Commonwealth Health Ministries are under pressure from the rise in climate-related diseases

Climate change is now the biggest concern facing health ministers in Commonwealth countries, the organisation’s secretary general has warned.

Patricia Scotland said it is a reality of today rather than a problem of the future, with consequences such as heat stress and an increase in insect-borne diseases that are particularly acute in smaller states.

“If you look at what’s happening in terms of zoonotic diseases, if you look at what’s changing in terms of malaria, a lot of dengue fever, chikungunya – this all has to do with climate,” she said.

The World Health Organization (WHO) estimates the number The climate crisis will cause approximately 250,000 additional deaths a year between 2030 and 2050 alone due to malaria, malnutrition, diarrhea and heat stress.

Referring to the international target of limiting the increase in global temperatures to 1.5 degrees Celsius above pre-industrial levels, Lady Scotland said: “If you look at Tuvalu, in 2015 we said it was ‘1.5 degrees Celsius was to stay alive’. . That was not a slogan, that was a reality (in) Tuvalu.

“We are now at 1.5 degrees Celsius. So every time ministers leave Tuvalu, they are never quite sure that their island will still be there when they return. That’s not tomorrow’s reality – that’s their reality today.

“I’m incredibly concerned that the clock is ticking and ticking and ticking, and it’s almost running out,” she added.

Patricia Scotland inspects the devastation left in its wake by 2019’s Hurricane Dorian, the most intense tropical cyclone on record to hit the Bahamas. Photo: Courtesy of the Commonwealth Secretariat

Born on the Caribbean island of Dominica, Scotland moved to Britain with her family and grew up in London, where she subsequently served as attorney general during the last Labor government.

She has been Secretary General of the Commonwealth since 2016 and survived an attempt to remove her by Boris Johnson two years ago and an earlier media storm over the renovation of her home.

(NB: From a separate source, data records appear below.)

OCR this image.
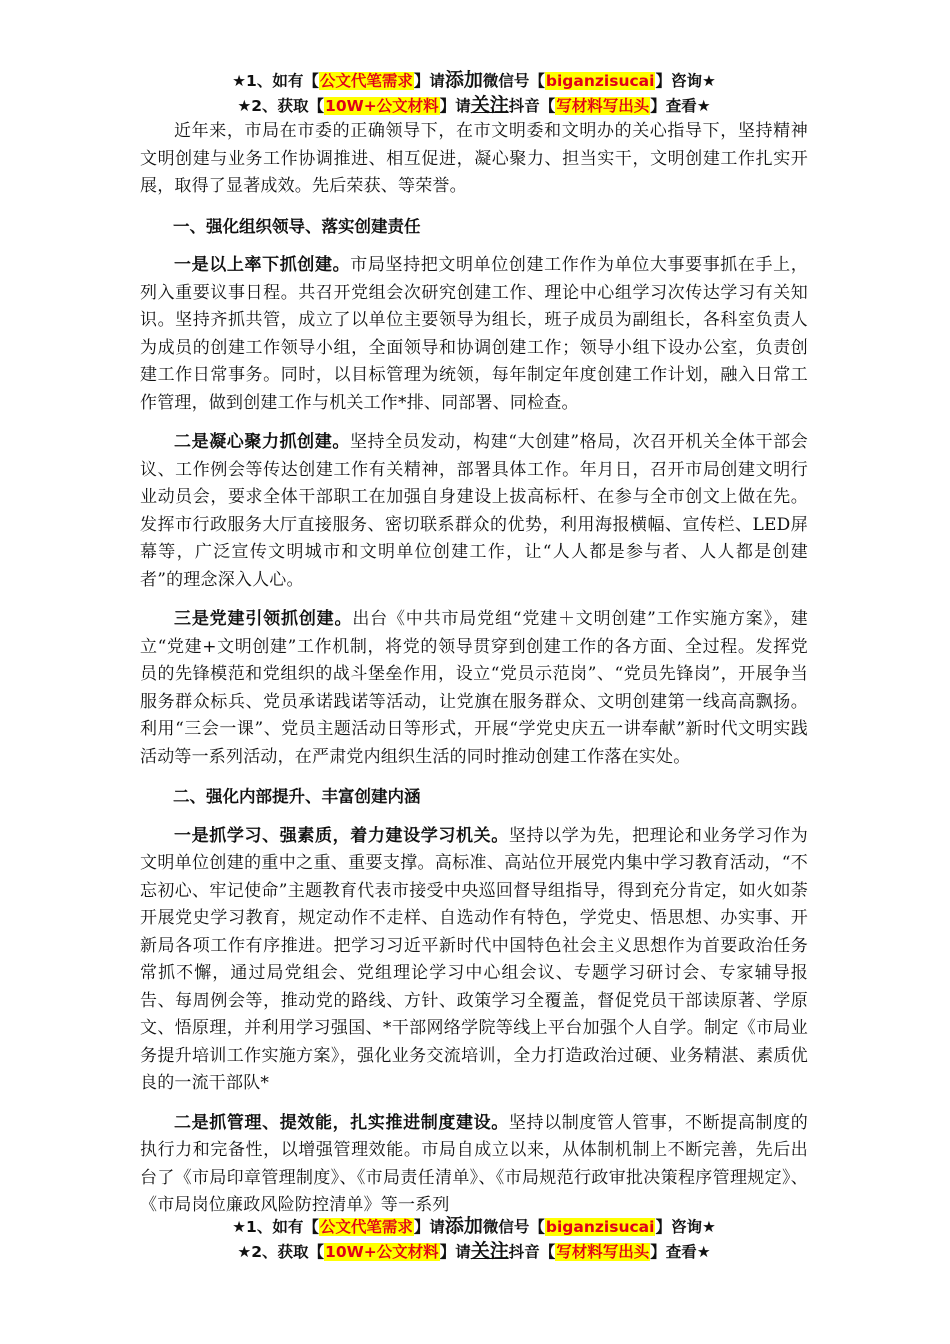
★1、如有【公文代笔需求】请添加微信号【biganzisucai】咨询★
★2、获取【10W+公文材料】请关注抖音【写材料写出头】查看★

近年来，市局在市委的正确领导下，在市文明委和文明办的关心指导下，坚持精神文明创建与业务工作协调推进、相互促进，凝心聚力、担当实干，文明创建工作扎实开展，取得了显著成效。先后荣获、等荣誉。

一、强化组织领导、落实创建责任

一是以上率下抓创建。市局坚持把文明单位创建工作作为单位大事要事抓在手上，列入重要议事日程。共召开党组会次研究创建工作、理论中心组学习次传达学习有关知识。坚持齐抓共管，成立了以单位主要领导为组长，班子成员为副组长，各科室负责人为成员的创建工作领导小组，全面领导和协调创建工作；领导小组下设办公室，负责创建工作日常事务。同时，以目标管理为统领，每年制定年度创建工作计划，融入日常工作管理，做到创建工作与机关工作*排、同部署、同检查。

二是凝心聚力抓创建。坚持全员发动，构建“大创建”格局，次召开机关全体干部会议、工作例会等传达创建工作有关精神，部署具体工作。年月日，召开市局创建文明行业动员会，要求全体干部职工在加强自身建设上拔高标杆、在参与全市创文上做在先。发挥市行政服务大厅直接服务、密切联系群众的优势，利用海报横幅、宣传栏、LED屏幕等，广泛宣传文明城市和文明单位创建工作，让“人人都是参与者、人人都是创建者”的理念深入人心。

三是党建引领抓创建。出台《中共市局党组“党建＋文明创建”工作实施方案》，建立“党建+文明创建”工作机制，将党的领导贯穿到创建工作的各方面、全过程。发挥党员的先锋模范和党组织的战斗堡垒作用，设立“党员示范岗”、“党员先锋岗”，开展争当服务群众标兵、党员承诺践诺等活动，让党旗在服务群众、文明创建第一线高高飘扬。利用“三会一课”、党员主题活动日等形式，开展“学党史庆五一讲奉献”新时代文明实践活动等一系列活动，在严肃党内组织生活的同时推动创建工作落在实处。

二、强化内部提升、丰富创建内涵

一是抓学习、强素质，着力建设学习机关。坚持以学为先，把理论和业务学习作为文明单位创建的重中之重、重要支撑。高标准、高站位开展党内集中学习教育活动，“不忘初心、牢记使命”主题教育代表市接受中央巡回督导组指导，得到充分肯定，如火如荼开展党史学习教育，规定动作不走样、自选动作有特色，学党史、悟思想、办实事、开新局各项工作有序推进。把学习习近平新时代中国特色社会主义思想作为首要政治任务常抓不懈，通过局党组会、党组理论学习中心组会议、专题学习研讨会、专家辅导报告、每周例会等，推动党的路线、方针、政策学习全覆盖，督促党员干部读原著、学原文、悟原理，并利用学习强国、*干部网络学院等线上平台加强个人自学。制定《市局业务提升培训工作实施方案》，强化业务交流培训，全力打造政治过硬、业务精湛、素质优良的一流干部队*

二是抓管理、提效能，扎实推进制度建设。坚持以制度管人管事，不断提高制度的执行力和完备性，以增强管理效能。市局自成立以来，从体制机制上不断完善，先后出台了《市局印章管理制度》、《市局责任清单》、《市局规范行政审批决策程序管理规定》、《市局岗位廉政风险防控清单》等一系列

★1、如有【公文代笔需求】请添加微信号【biganzisucai】咨询★
★2、获取【10W+公文材料】请关注抖音【写材料写出头】查看★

At a meeting of Commonwealth health ministers in Geneva last month, where the group committed to building climate-resilient healthcare systems in the most vulnerable countries, Scotland cited a series of “shocks” that had put pressure on the 25 small island states in development. (SIDS) who make up almost half of the Commonwealth’s membership.

This includes the health and economic consequences of the Covid-19 pandemic, as well as debt problems and food insecurity – which have been exacerbated by conflicts in Ukraine and the Middle East.

These factors made it harder to create the kind of strong, well-staffed healthcare systems that could prove resilient in the face of the climate crisis, Scotland said.

The climate crisis was more urgent than the threats from “major killer” diseases such as heart attacks and strokes, the pressures of antimicrobial resistance and the possibility of another pandemic, she said.

Commonwealth officials give examples of climate-related health problems across the organization and say they are not limited to poorer member states 2019 paper warned that Canada will likely see more “exotic” infectious diseases, as well as more cases of locally endemic diseases such as West Nile virus.

This could lead to action, Scotland said, adding: “When I became secretary-general in 2016, the difficulty we had in helping people understand that (climate change) was pervasive was very tough.”

But she pointed to Britain’s recent extreme weather and said: “Now people are starting to get a little taste of what other people have experienced.”

The Commonwealth has helped smaller member states access international funding to strengthen their healthcare systems, Scotland said, including by improving access to digital healthcare services for when people could not access face-to-face treatment.

Dengue fever patients in a hospital in Dhaka. Bangladeshi hospitals treated more than 320,000 people for the mosquito-borne disease in 2023, with 1,705 deaths. Photo: Xinhua/Alamy

The Commonwealth also coordinated the technology solutions such as hi-tech mosquito surveillance equipment and AI-based early warning systems for dengue outbreaks, she said.

The ministerial meeting took place just before the WHO World Health Assembly in Geneva, where countries agreed that the The WHO should focus on the climate crisis as an escalating threat to health over the next four years.

“I’m a glass-half-full person,” Scotland added. “There is no point in saying that the world will end; it will only end if we allow it.

“And those of us who can fight must fight and we must fight now.”